Ground water may contain some natural impurities or contaminants, even with no human activity or pollution. Natural contaminants can come from many conditions in the watershed or in the ground. Water moving through underground rocks and soils may pick up magnesium, calcium and chlorides. Some ground water naturally contains dissolved elements such as arsenic, boron, selenium, or radon, a gas formed by the natural breakdown of radioactive uranium in soil. Whether these natural contaminants are health problems depends on the amount of the substance present.

The biggest concern for nitrates come if there is a pregnant woman in the residence, or plans for children in the near future. Regular testing for nitrate is also a good indicator of surface water contamination and potential bacterial contamination of well water. High nitrate is often an indicator of a nearby septic system.

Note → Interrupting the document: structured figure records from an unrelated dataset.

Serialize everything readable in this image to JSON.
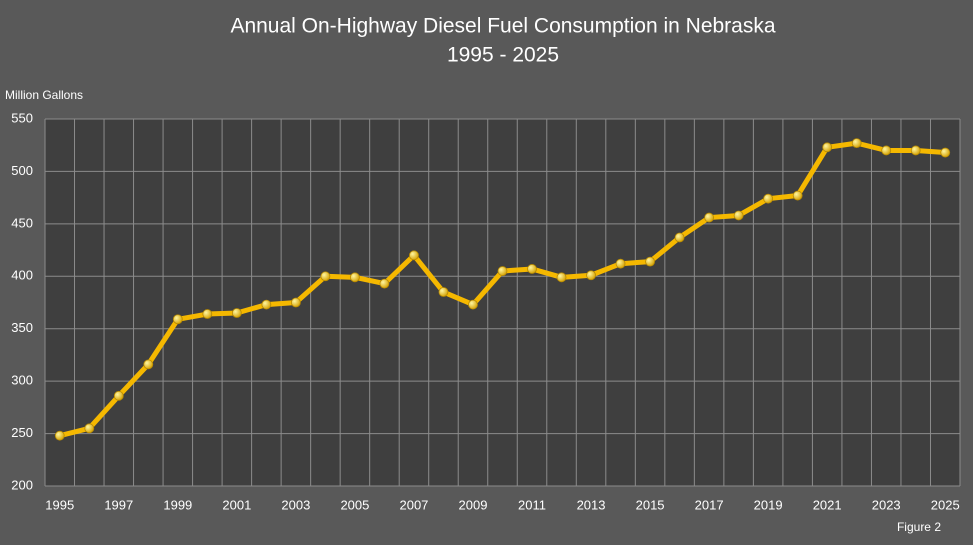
{
  "chart_data": {
    "type": "line",
    "title": "Annual On-Highway Diesel Fuel Consumption in Nebraska",
    "subtitle": "1995 - 2025",
    "y_label": "Million Gallons",
    "note": "Figure 2",
    "categories": [
      "1995",
      null,
      "1997",
      null,
      "1999",
      null,
      "2001",
      null,
      "2003",
      null,
      "2005",
      null,
      "2007",
      null,
      "2009",
      null,
      "2011",
      null,
      "2013",
      null,
      "2015",
      null,
      "2017",
      null,
      "2019",
      null,
      "2021",
      null,
      "2023",
      null,
      "2025"
    ],
    "series": [
      {
        "name": "Diesel Fuel Consumption",
        "color": "#f5b800",
        "values": [
          248,
          255,
          286,
          316,
          359,
          364,
          365,
          373,
          375,
          400,
          399,
          393,
          420,
          385,
          373,
          405,
          407,
          399,
          401,
          412,
          414,
          437,
          456,
          458,
          474,
          477,
          523,
          527,
          520,
          520,
          518
        ]
      }
    ],
    "ylim": [
      200,
      550
    ],
    "yticks": [
      200,
      250,
      300,
      350,
      400,
      450,
      500,
      550
    ],
    "grid": true
  }
}
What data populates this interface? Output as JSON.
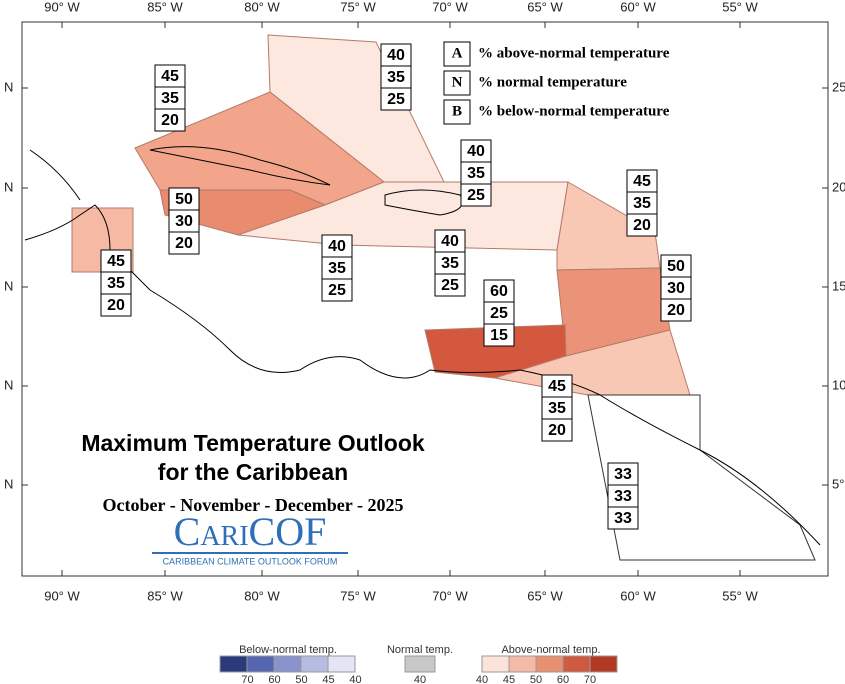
{
  "map": {
    "title_line_1": "Maximum Temperature Outlook",
    "title_line_2": "for the Caribbean",
    "period": "October - November - December - 2025",
    "logo": "CariCOF",
    "logo_subtitle": "CARIBBEAN CLIMATE OUTLOOK FORUM",
    "longitude_labels": [
      "90° W",
      "85° W",
      "80° W",
      "75° W",
      "70° W",
      "65° W",
      "60° W",
      "55° W"
    ],
    "latitude_labels_left": [
      "N",
      "N",
      "N",
      "N",
      "N"
    ],
    "latitude_labels_right": [
      "25",
      "20",
      "15",
      "10",
      "5°"
    ],
    "key": [
      {
        "letter": "A",
        "text": "% above-normal temperature"
      },
      {
        "letter": "N",
        "text": "% normal temperature"
      },
      {
        "letter": "B",
        "text": "% below-normal temperature"
      }
    ],
    "regions": [
      {
        "above": 40,
        "normal": 35,
        "below": 25
      },
      {
        "above": 45,
        "normal": 35,
        "below": 20
      },
      {
        "above": 50,
        "normal": 30,
        "below": 20
      },
      {
        "above": 45,
        "normal": 35,
        "below": 20
      },
      {
        "above": 40,
        "normal": 35,
        "below": 25
      },
      {
        "above": 40,
        "normal": 35,
        "below": 25
      },
      {
        "above": 40,
        "normal": 35,
        "below": 25
      },
      {
        "above": 45,
        "normal": 35,
        "below": 20
      },
      {
        "above": 50,
        "normal": 30,
        "below": 20
      },
      {
        "above": 60,
        "normal": 25,
        "below": 15
      },
      {
        "above": 45,
        "normal": 35,
        "below": 20
      },
      {
        "above": 33,
        "normal": 33,
        "below": 33
      }
    ],
    "colorbar": {
      "below_title": "Below-normal temp.",
      "below_ticks": [
        70,
        60,
        50,
        45,
        40
      ],
      "normal_title": "Normal temp.",
      "normal_ticks": [
        40
      ],
      "above_title": "Above-normal temp.",
      "above_ticks": [
        40,
        45,
        50,
        60,
        70
      ]
    }
  }
}
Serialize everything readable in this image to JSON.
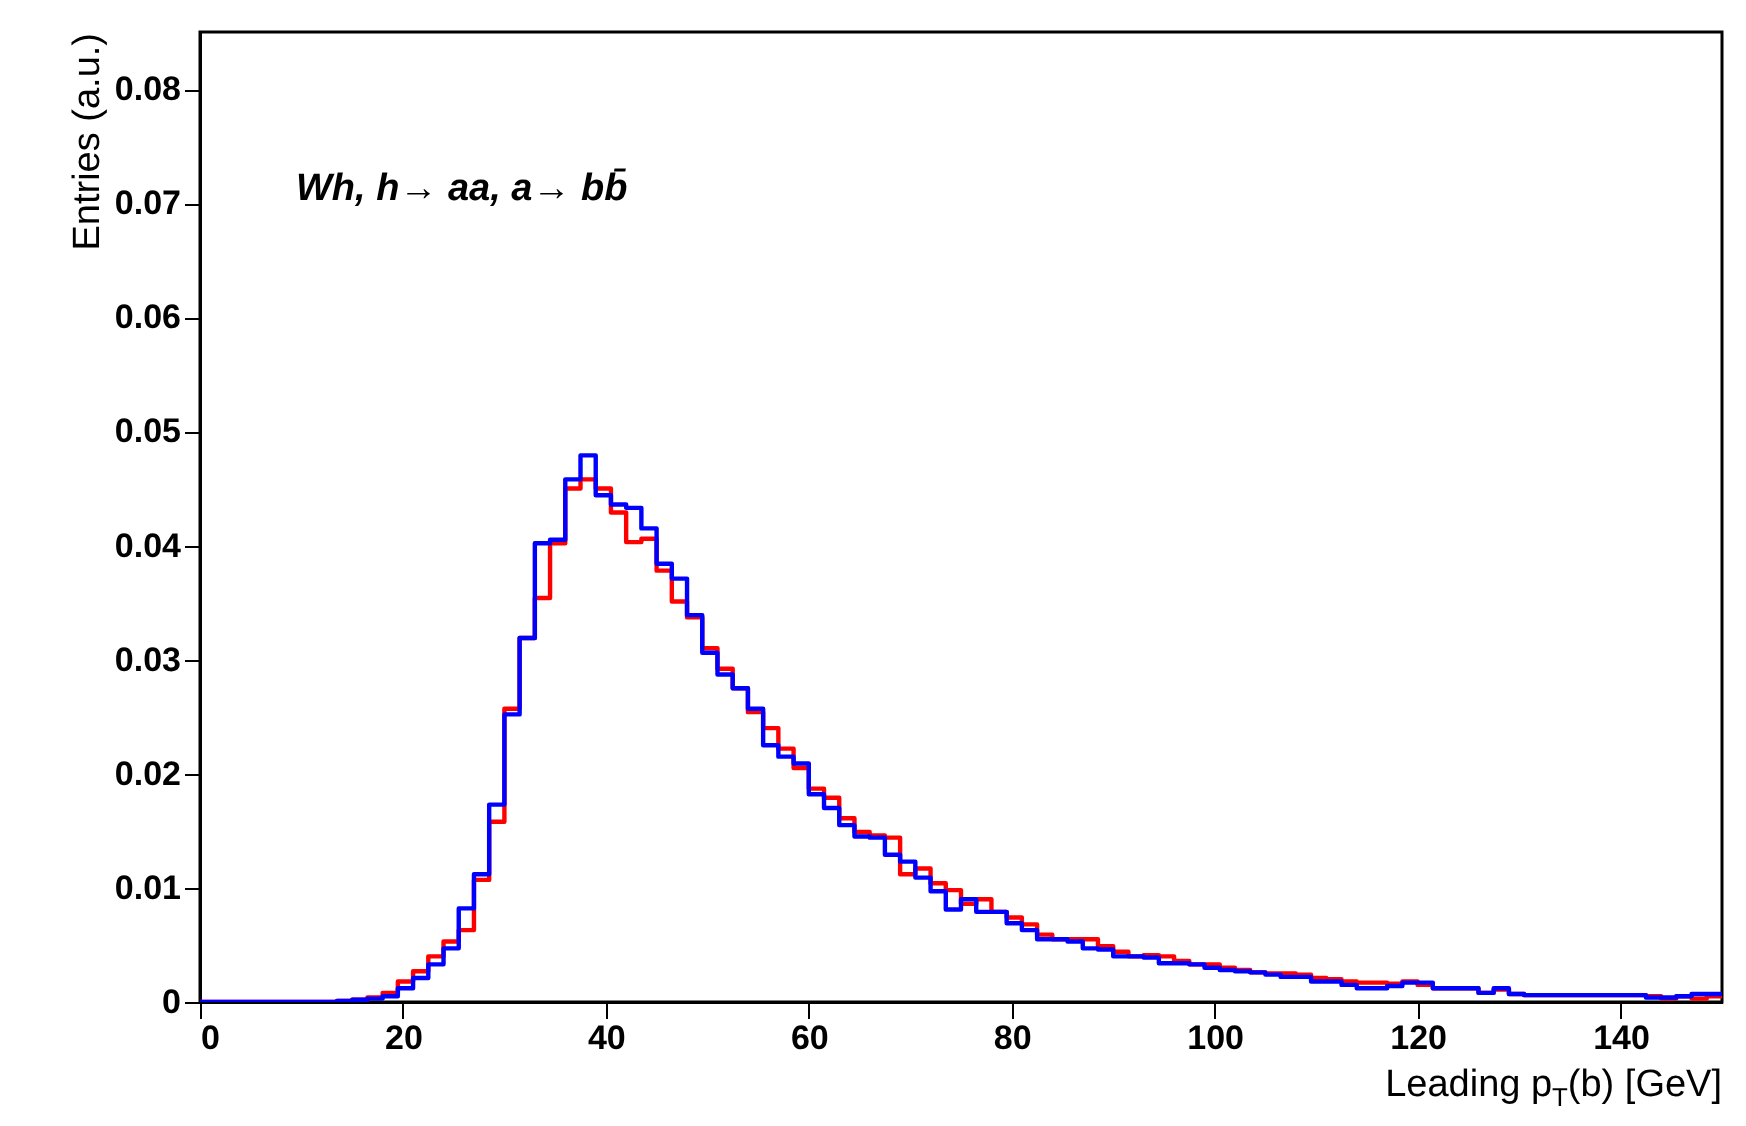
{
  "chart_data": {
    "type": "histogram",
    "xlabel": "Leading p$_{T}$(b) [GeV]",
    "ylabel": "Entries (a.u.)",
    "annotations": [
      "Wh, h→ aa, a→ bb̄"
    ],
    "bins": [
      0,
      1.5,
      3,
      4.5,
      6,
      7.5,
      9,
      10.5,
      12,
      13.5,
      15,
      16.5,
      18,
      19.5,
      21,
      22.5,
      24,
      25.5,
      27,
      28.5,
      30,
      31.5,
      33,
      34.5,
      36,
      37.5,
      39,
      40.5,
      42,
      43.5,
      45,
      46.5,
      48,
      49.5,
      51,
      52.5,
      54,
      55.5,
      57,
      58.5,
      60,
      61.5,
      63,
      64.5,
      66,
      67.5,
      69,
      70.5,
      72,
      73.5,
      75,
      76.5,
      78,
      79.5,
      81,
      82.5,
      84,
      85.5,
      87,
      88.5,
      90,
      91.5,
      93,
      94.5,
      96,
      97.5,
      99,
      100.5,
      102,
      103.5,
      105,
      106.5,
      108,
      109.5,
      111,
      112.5,
      114,
      115.5,
      117,
      118.5,
      120,
      121.5,
      123,
      124.5,
      126,
      127.5,
      129,
      130.5,
      132,
      133.5,
      135,
      136.5,
      138,
      139.5,
      141,
      142.5,
      144,
      145.5,
      147,
      148.5,
      150
    ],
    "series": [
      {
        "color": "#ff0000",
        "values": [
          0,
          0,
          0,
          0,
          0,
          0,
          0,
          0,
          0,
          0.0001,
          0.0002,
          0.0004,
          0.0008,
          0.0018,
          0.0027,
          0.004,
          0.0053,
          0.0063,
          0.0107,
          0.0158,
          0.0257,
          0.0319,
          0.0354,
          0.0402,
          0.045,
          0.0458,
          0.045,
          0.0429,
          0.0403,
          0.0406,
          0.0378,
          0.0351,
          0.0337,
          0.031,
          0.0292,
          0.0275,
          0.0254,
          0.024,
          0.0222,
          0.0205,
          0.0187,
          0.0179,
          0.0161,
          0.0149,
          0.0146,
          0.0144,
          0.0112,
          0.0117,
          0.0104,
          0.0098,
          0.0086,
          0.009,
          0.0079,
          0.0074,
          0.0068,
          0.0059,
          0.0055,
          0.0055,
          0.0055,
          0.0049,
          0.0044,
          0.004,
          0.0041,
          0.004,
          0.0036,
          0.0033,
          0.0033,
          0.003,
          0.0028,
          0.0026,
          0.0025,
          0.0025,
          0.0024,
          0.0021,
          0.002,
          0.0018,
          0.0017,
          0.0017,
          0.0016,
          0.0018,
          0.0015,
          0.0012,
          0.0012,
          0.0012,
          0.0008,
          0.0011,
          0.0007,
          0.0006,
          0.0006,
          0.0006,
          0.0006,
          0.0006,
          0.0006,
          0.0006,
          0.0006,
          0.0005,
          0.0003,
          0.0005,
          0.0003,
          0.0005
        ]
      },
      {
        "color": "#0000ff",
        "values": [
          0,
          0,
          0,
          0,
          0,
          0,
          0,
          0,
          0,
          0.0001,
          0.0002,
          0.0003,
          0.0005,
          0.0012,
          0.0021,
          0.0033,
          0.0047,
          0.0082,
          0.0112,
          0.0173,
          0.0252,
          0.0319,
          0.0402,
          0.0405,
          0.0458,
          0.0479,
          0.0444,
          0.0436,
          0.0433,
          0.0415,
          0.0384,
          0.0371,
          0.0339,
          0.0306,
          0.0287,
          0.0275,
          0.0257,
          0.0225,
          0.0215,
          0.0209,
          0.0182,
          0.017,
          0.0155,
          0.0145,
          0.0144,
          0.0129,
          0.0123,
          0.0109,
          0.0097,
          0.0081,
          0.009,
          0.0079,
          0.0079,
          0.0069,
          0.0063,
          0.0055,
          0.0055,
          0.0053,
          0.0047,
          0.0046,
          0.004,
          0.004,
          0.0039,
          0.0034,
          0.0034,
          0.0033,
          0.003,
          0.0028,
          0.0027,
          0.0026,
          0.0024,
          0.0022,
          0.0022,
          0.0018,
          0.0018,
          0.0015,
          0.0012,
          0.0012,
          0.0014,
          0.0017,
          0.0017,
          0.0012,
          0.0012,
          0.0012,
          0.0008,
          0.0012,
          0.0007,
          0.0006,
          0.0006,
          0.0006,
          0.0006,
          0.0006,
          0.0006,
          0.0006,
          0.0006,
          0.0004,
          0.0004,
          0.0005,
          0.0007,
          0.0007
        ]
      }
    ],
    "xlim": [
      0,
      150
    ],
    "ylim": [
      0,
      0.085
    ],
    "xticks": [
      0,
      20,
      40,
      60,
      80,
      100,
      120,
      140
    ],
    "yticks": [
      0,
      0.01,
      0.02,
      0.03,
      0.04,
      0.05,
      0.06,
      0.07,
      0.08
    ],
    "grid": false
  }
}
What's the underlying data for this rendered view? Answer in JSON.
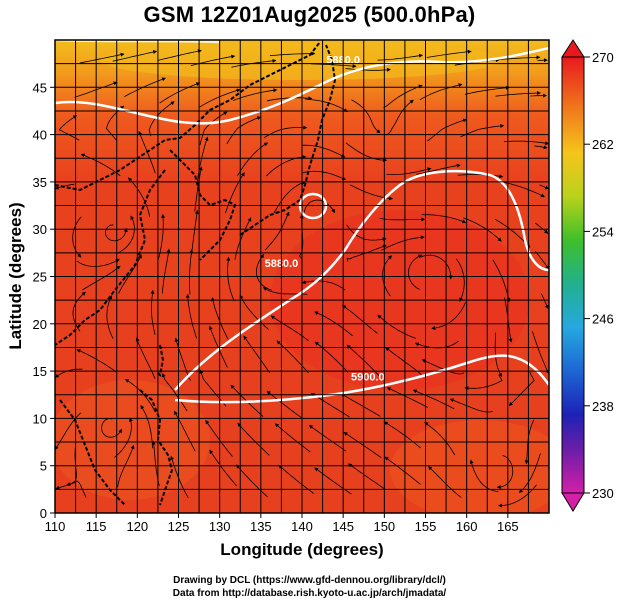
{
  "title": "GSM 12Z01Aug2025 (500.0hPa)",
  "map": {
    "xlabel": "Longitude (degrees)",
    "ylabel": "Latitude  (degrees)",
    "lon_range": [
      110,
      170
    ],
    "lat_range": [
      0,
      50
    ],
    "lon_ticks": [
      110,
      115,
      120,
      125,
      130,
      135,
      140,
      145,
      150,
      155,
      160,
      165
    ],
    "lat_ticks": [
      0,
      5,
      10,
      15,
      20,
      25,
      30,
      35,
      40,
      45
    ],
    "lon_tick_labels": [
      "110",
      "115",
      "120",
      "125",
      "130",
      "135",
      "140",
      "145",
      "150",
      "155",
      "160",
      "165"
    ],
    "lat_tick_labels": [
      "0",
      "5",
      "10",
      "15",
      "20",
      "25",
      "30",
      "35",
      "40",
      "45"
    ],
    "grid": true,
    "field": "temperature shading with streamlines",
    "contour_labels": [
      {
        "text": "5880.0",
        "lon": 145,
        "lat": 47.5
      },
      {
        "text": "5880.0",
        "lon": 137.5,
        "lat": 26
      },
      {
        "text": "5900.0",
        "lon": 148,
        "lat": 14
      }
    ]
  },
  "colorbar": {
    "min": 230,
    "max": 270,
    "tick_labels": [
      "270",
      "262",
      "254",
      "246",
      "238",
      "230"
    ]
  },
  "credits": {
    "line1": "Drawing by DCL (https://www.gfd-dennou.org/library/dcl/)",
    "line2": "Data from http://database.rish.kyoto-u.ac.jp/arch/jmadata/"
  },
  "colors": {
    "warm_red": "#e8391e",
    "mid_orange": "#f36a1d",
    "north_yellow": "#f2b41b",
    "contour": "#ffffff"
  }
}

Nitrates at a basic level are pollutants are found in human and animal wastes. Septic tanks can cause bacterial and nitrate pollution. So can large numbers of farm animals. Both septic systems and animal manures must be carefully managed to prevent pollution. Sanitary landfills and garbage dumps are also sources. Children and some adults are at extra risk when exposed to water-born bacteria. These include the elderly and people whose immune systems are weak due to AIDS or treatments for cancer. Fertilizers can add to nitrate problems. Nitrates cause a health threat in very young infants called “blue baby” syndrome. This condition disrupts oxygen flow in the blood.

The natural nitrate content of most ground water sources is below 0.1 mg/L, although a few natural sources have been found to contain as much as 3 mg/L. However, it is extremely rare for ground water to contain more than 10 mg/L, the drinking water standard set by EPA for nitrate-nitrogen. So regular approved testing for nitrates in well water is recommended.